Closed tykling closed 1 year ago

tykling commented 1 year ago

Motivation I would like to monitor for TTL inconsitencies (protocol violations) where the records in an RRSET do not all have the same TTL. It happens in the real world sometimes even though it is not supposed to. I am writing a monitoring tool based on dnspython and want to be able to detect this case.

Describe the solution you'd like. I have been unable to find a way to access the TTL of the individual records in an RRSET of a response. The data structure seems to (correctly, sort of) assume that all records in an RRSET always have the same TTL.

I think it is not possible today with dnspython to do what I want. I might be wrong about this, in which case I'd love to be pointed in the right direction.

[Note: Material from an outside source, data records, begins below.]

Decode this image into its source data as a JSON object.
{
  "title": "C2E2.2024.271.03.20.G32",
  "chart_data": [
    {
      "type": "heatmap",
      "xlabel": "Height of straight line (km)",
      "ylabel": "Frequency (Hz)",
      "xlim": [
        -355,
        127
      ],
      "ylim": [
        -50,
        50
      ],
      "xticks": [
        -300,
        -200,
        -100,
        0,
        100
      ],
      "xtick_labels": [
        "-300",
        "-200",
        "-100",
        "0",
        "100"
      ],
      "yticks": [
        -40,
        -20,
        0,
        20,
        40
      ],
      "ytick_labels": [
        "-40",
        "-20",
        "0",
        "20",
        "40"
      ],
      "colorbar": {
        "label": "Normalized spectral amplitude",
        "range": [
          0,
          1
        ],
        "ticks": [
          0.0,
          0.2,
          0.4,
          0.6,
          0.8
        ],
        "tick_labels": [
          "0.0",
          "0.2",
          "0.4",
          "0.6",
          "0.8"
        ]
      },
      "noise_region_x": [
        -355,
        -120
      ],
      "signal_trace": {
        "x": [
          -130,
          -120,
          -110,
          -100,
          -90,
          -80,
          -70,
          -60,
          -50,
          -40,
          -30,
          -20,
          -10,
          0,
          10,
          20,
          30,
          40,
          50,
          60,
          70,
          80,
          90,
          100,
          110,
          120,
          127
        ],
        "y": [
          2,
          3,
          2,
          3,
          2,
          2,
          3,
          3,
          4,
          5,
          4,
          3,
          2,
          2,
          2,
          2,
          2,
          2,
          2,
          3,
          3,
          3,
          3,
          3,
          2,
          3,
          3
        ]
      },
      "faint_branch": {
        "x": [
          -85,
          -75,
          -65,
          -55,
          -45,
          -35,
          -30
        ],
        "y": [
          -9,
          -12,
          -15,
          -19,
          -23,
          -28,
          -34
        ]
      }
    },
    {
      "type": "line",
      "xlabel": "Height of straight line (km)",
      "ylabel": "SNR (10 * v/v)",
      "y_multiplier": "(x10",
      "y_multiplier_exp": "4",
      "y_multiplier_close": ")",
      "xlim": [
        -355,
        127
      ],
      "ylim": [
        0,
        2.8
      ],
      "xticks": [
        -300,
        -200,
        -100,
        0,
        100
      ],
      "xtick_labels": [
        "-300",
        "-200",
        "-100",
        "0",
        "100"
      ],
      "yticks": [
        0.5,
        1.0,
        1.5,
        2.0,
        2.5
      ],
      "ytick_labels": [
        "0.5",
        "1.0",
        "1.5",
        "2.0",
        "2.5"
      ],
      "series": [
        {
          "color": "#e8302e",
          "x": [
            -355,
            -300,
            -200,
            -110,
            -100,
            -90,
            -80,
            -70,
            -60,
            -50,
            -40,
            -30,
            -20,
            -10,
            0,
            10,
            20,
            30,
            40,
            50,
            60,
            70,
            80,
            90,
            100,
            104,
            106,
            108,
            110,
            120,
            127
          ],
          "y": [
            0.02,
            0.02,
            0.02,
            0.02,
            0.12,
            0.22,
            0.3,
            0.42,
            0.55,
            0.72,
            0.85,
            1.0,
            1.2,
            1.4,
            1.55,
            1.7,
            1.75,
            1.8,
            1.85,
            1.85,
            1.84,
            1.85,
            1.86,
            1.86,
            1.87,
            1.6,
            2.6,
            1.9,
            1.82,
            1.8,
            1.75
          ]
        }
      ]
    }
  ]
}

Thank you in advance :+1: :)

rthalley commented 1 year ago

There is a way to do what you want, which is the "one_rr_per_rrset" option available in dns.message.from_wire() and also in the various dns.query functions.

When this option is False (the default), Dnspython's RRSets are like RFC 2181 section 5's notion of RRSet, and when it adds a record to the set, it is preventing duplicates (i.e. the RRSet really is a set and not a list) and also doing TTL minimization, i.e. the TTL of the set is the least TTL of all the RRs added to the set. Dnspython does not follow RFC 2181's directives to discard RRsets with differing TTLs if learned from a non-authoritative source, as it's more pragmatic to just minimize all the time. Dnspython furthers this RRSet view by having a message have sections which are lists of RRSets instead of lists of RRs. This is usually (except in cases like yours) far more convenient than working with RRs directly.

When one_rr_per_rrset is True, dnspython makes a separate RRset instance per RR, thus preserving the full information in the DNS wire form messages albeit a little awkwardly. This is necessary for dynamic update messages, but is also useful for your purposes, as you can process all of these singleton RRSets to answer the question "are there any things with the same name, type, and class that have differing TTLs?".

rthalley commented 1 year ago

Put another way, the "one_rr_per_rrset" form of a message is a 1 to 1 mapping of the actual DNS wire format received, instead of the higher-level RFC 2181 RRSet view that messages usually give you.

rthalley commented 1 year ago

Also, should you ever wish to construct wire messages which are not following RFC 2181 rules, you can use this same technique and create messages by hand with one RR per RRset, and then the message code will convert that faithfully into wire format. So you could have wire messages with duplicate rdata, differing TTLs, etc.

tykling commented 1 year ago

Fantastic! Thank you, I was hoping for something like this. :+1: :1st_place_medal:

Thanks for the explanation as well, I agree the current behaviour is the best, but very nice that it can be changed for weird cases.